Hollande seguirá siendo presidente hasta mayo pero ha tenido que renunciar a un segundo mandato porque no solo se ha estrellado ante su programa -confuso pero con tintes de socialismo poco madurado- sino que no ha podido afrontar ni la crisis económica ni la existencial de Francia. La grandeur pasó a mejor vida. Y el candidato socialista es difícil que pase a la segunda vuelta de las presidenciales, en las que lo más probable es que se enfrenten Francois Fillon, un conservador-conservador y la populista Marine Le Pen. Y si ganara Le Pen -poco probable hasta hoy, cuando lo imprevisible siempre sucede- sería todo el edificio europeo el que crujiría desde los cimientos. Un brexit elevado a la quinta potencia.

Renzi ya se ha ido porque su correcta intuición económica -imperativo de racionalizar- se ha estrellado ante los vicios y complejidades de una Italia «cardenalicia» que no ha digerido ni su bonapartismo reformista ni su juvenil prepotencia.

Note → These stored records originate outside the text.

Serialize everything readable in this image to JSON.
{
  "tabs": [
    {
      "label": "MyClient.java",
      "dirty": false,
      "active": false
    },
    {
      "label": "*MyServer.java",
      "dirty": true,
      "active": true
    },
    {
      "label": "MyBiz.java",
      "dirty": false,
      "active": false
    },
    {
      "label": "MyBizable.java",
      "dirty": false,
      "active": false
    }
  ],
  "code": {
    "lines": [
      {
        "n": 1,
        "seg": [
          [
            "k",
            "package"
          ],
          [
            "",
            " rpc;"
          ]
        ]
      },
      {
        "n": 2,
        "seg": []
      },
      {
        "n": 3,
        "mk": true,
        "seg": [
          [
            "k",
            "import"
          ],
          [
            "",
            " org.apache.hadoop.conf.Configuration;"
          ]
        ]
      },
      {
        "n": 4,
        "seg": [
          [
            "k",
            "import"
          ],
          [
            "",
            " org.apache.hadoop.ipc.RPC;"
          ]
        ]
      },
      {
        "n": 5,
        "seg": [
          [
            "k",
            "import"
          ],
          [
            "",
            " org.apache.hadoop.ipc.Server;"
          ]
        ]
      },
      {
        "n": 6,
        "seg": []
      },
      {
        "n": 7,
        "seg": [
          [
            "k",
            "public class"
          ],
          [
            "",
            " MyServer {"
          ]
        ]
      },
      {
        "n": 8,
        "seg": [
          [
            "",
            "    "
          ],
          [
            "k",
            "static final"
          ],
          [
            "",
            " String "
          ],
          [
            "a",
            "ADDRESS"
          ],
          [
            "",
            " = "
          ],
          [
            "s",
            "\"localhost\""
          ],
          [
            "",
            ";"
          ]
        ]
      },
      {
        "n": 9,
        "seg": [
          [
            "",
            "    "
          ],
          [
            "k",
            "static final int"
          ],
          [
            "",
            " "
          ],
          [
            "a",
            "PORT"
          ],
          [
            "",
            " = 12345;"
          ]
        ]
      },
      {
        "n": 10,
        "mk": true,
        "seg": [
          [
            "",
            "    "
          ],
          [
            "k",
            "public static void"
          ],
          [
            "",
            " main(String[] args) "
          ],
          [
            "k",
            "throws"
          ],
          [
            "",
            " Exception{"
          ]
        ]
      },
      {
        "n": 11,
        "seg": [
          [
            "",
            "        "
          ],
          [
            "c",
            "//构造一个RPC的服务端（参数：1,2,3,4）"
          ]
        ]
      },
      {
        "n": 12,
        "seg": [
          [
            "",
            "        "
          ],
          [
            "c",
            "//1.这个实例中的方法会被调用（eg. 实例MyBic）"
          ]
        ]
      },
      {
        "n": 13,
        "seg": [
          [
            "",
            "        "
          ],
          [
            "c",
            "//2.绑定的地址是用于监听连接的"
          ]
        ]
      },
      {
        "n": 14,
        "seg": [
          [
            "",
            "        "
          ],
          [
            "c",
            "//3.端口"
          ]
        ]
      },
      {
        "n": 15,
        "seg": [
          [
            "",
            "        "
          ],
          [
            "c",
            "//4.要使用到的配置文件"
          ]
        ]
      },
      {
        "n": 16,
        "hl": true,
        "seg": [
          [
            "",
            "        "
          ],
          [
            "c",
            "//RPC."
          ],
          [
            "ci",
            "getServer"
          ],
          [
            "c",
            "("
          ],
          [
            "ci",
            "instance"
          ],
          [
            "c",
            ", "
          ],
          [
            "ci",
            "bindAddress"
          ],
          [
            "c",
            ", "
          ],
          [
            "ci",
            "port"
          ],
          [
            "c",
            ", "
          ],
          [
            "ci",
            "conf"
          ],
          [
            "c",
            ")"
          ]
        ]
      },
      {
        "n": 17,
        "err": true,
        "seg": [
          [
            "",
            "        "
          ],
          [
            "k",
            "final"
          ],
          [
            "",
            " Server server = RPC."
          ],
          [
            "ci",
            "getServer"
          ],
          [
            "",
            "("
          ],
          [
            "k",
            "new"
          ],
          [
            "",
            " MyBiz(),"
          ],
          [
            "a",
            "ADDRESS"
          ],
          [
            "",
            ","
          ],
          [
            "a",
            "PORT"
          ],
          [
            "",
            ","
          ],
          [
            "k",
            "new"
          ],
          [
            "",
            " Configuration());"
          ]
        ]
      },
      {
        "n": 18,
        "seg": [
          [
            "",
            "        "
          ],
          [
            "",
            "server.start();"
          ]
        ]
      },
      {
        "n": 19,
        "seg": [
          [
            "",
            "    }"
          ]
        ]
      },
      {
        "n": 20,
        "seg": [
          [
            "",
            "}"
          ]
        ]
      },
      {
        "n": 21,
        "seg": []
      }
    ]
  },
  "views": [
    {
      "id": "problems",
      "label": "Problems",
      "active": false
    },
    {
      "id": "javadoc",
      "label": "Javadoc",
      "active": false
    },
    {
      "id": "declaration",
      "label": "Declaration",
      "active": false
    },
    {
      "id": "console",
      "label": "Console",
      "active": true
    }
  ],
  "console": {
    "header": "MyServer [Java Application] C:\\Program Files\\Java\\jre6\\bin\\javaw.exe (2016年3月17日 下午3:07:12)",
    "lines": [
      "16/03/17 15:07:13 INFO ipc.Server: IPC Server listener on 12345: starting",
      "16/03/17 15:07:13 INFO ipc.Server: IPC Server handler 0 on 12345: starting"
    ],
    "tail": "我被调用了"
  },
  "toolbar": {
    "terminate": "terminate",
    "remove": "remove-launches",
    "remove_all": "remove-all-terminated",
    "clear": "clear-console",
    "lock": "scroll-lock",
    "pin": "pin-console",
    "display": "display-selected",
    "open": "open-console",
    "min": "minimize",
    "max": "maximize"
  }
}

En el fondo de estas derrotas está el tradicional malestar social -piove, porco governo- que la crisis económica y el miedo a la inmigración y al terrorismo islámico (común a los cinco países) ha acentuado mucho. También que las grandes visiones de los políticos que querían ganar -el desdén moral de Hollande hacia el «orden capitalista» o, en menor grado, el optimismo antropológico del «Yes, we can» de Obama- han quedado en papel mojado ante la peor crisis del capitalismo desde 1929, que ha agravado los efectos negativos de fenómenos positivos -e irreversibles- como el cambio tecnológico y la globalización.

Todo esto ha ayudado al populismo de derechas (Trump), de izquierdas (Podemos) o indiferente (Beppe Grillo). También los errores políticos de la derecha y la izquierda democráticas que -en la creencia de que sacarían ventaja política- convocaron referéndums para asuntos que dividen mucho a los países. Es el caso del suicida Cameron, que quiso cimentar su liderazgo en el partido conservador prometiendo un referéndum sobre la permanencia en la UE. O de Renzi que con el apoyo de sólo la fracción mayoritaria de su partido quiso enmendar -apelando al pueblo soberano- gran parte de la vieja Constitución italiana de 1948 que fue pactada por las grandes fuerzas políticas de entonces: democristianos, socialistas y comunistas.

Sí, el tópico es cierto: los referéndums los carga el diablo. Y más en tiempos de cólera.